Der Verein Noyb (None of your Business) und die Wirtschaftsuniversität Wien arbeiten gemeinsam an einer Software, mit der Nutzer etwa in Form eines Browser-Addons die Zustimmung und Ablehnung von Cookies verwalten können. Die Advanced Data Protection Control (ADPC) ist bereits als Prototyp verfügbar. Sie ähnelt freilich anderen Erweiterungen wie etwa "Do not track" – soll aber differenzierter und breiter im Einsatz sein.

"Du hasst Cookie-Banner auch?", steht auf der Webseite. ADPC soll die automatisierte Kommunikation der eigenen Privatsphäre-Wünsche ermöglichen. Diese können als Standard-Einstellung hinterlegt werden und auf Banner antworten. Dabei ließe sich auch einstellen, wann Consent dennoch eingeholt werden soll, also die Banner erscheinen sollen und welche speziellen Verarbeitungszwecke von welchen Seiten in Ordnung gehen.

Zudem könnten Publisher profitieren, da ADPC ihnen helfen würde, Datenschutzgesetze wie die DSGVO oder das kalifornische CCPA einzuhalten. Entwickler hätten die Möglichkeit, auf der Technologie eigene Lösungen aufzusetzen. Webseiten, aber auch Betriebssysteme, würden ihre Datenschutzanfragen quasi maschinenlesbar gestalten müssen. Max Schrems, Datenschutzaktivist und Noyb-Gründungsmitglied, bezeichnet das Kontroll-Werkzeug als "kleinen Vorschlag", wie man Cookie-Banner bei ePrivacy und unter der DSGVO überwinden könne. Die Spezifikationen für ADPC sind bereits online einzusehen.

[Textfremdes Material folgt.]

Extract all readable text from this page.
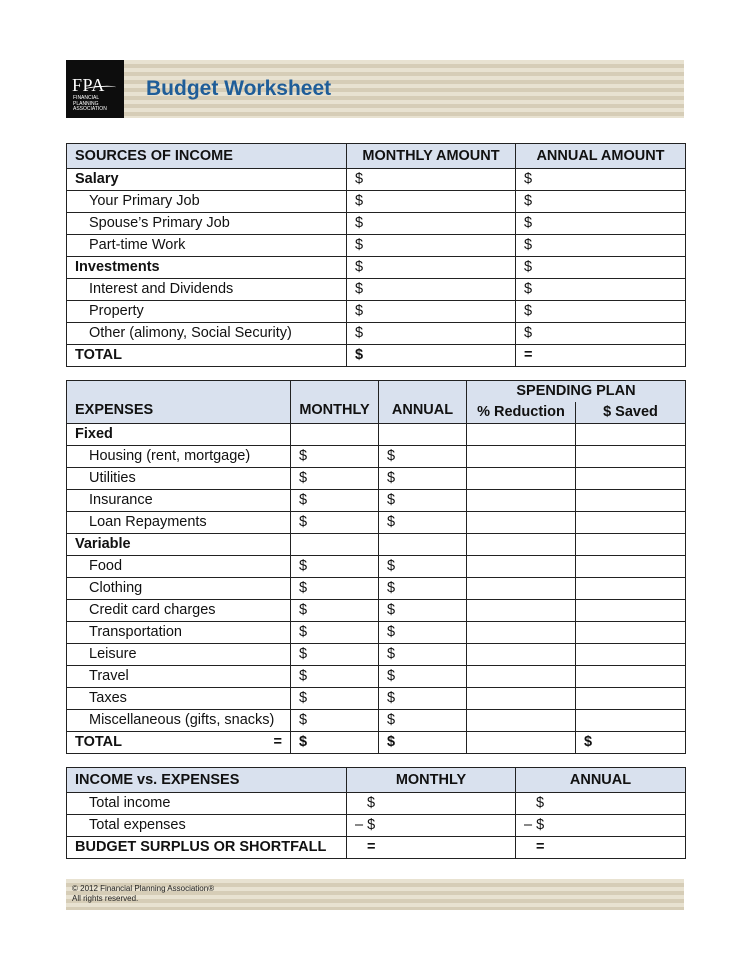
FPA
FINANCIAL PLANNING ASSOCIATION
Budget Worksheet
SOURCES OF INCOME	MONTHLY AMOUNT	ANNUAL AMOUNT
Salary	$	$
Your Primary Job	$	$
Spouse’s Primary Job	$	$
Part-time Work	$	$
Investments	$	$
Interest and Dividends	$	$
Property	$	$
Other (alimony, Social Security)	$	$
TOTAL	$	=
EXPENSES	MONTHLY	ANNUAL	SPENDING PLAN	
			% Reduction	$ Saved
Fixed				
Housing (rent, mortgage)	$	$		
Utilities	$	$		
Insurance	$	$		
Loan Repayments	$	$		
Variable				
Food	$	$		
Clothing	$	$		
Credit card charges	$	$		
Transportation	$	$		
Leisure	$	$		
Travel	$	$		
Taxes	$	$		
Miscellaneous (gifts, snacks)	$	$		

TOTAL =	$	$		$
INCOME vs. EXPENSES	MONTHLY	ANNUAL
Total income	$	$
Total expenses	– $	– $
BUDGET SURPLUS OR SHORTFALL	=	=
© 2012 Financial Planning Association®
All rights reserved.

Die Einwilligung bei der Datenverarbeitung und damit auch zu Cookies ist in der DSGVO geregelt, dort steht einer technischen Lösung allerdings nichts im Wege. Cookie-Manager sollen auch nach der E-Privacy-Richtlinie anerkannt werden.

Noyb hatte vor Kurzem angefangen, automatisierte Beschwerden bei Verstößen in Cookie-Bannern zuzustellen. 560 Webseiten sollen Aufforderungen bekommen haben, innerhalb eines Monats die Datenschutz-Vorgaben anzupassen. 10.000 Seiten waren das Ziel. Offizielle Beschwerden, die Bußgelder mit sich bringen, sollten zunächst aber nicht rausgehen.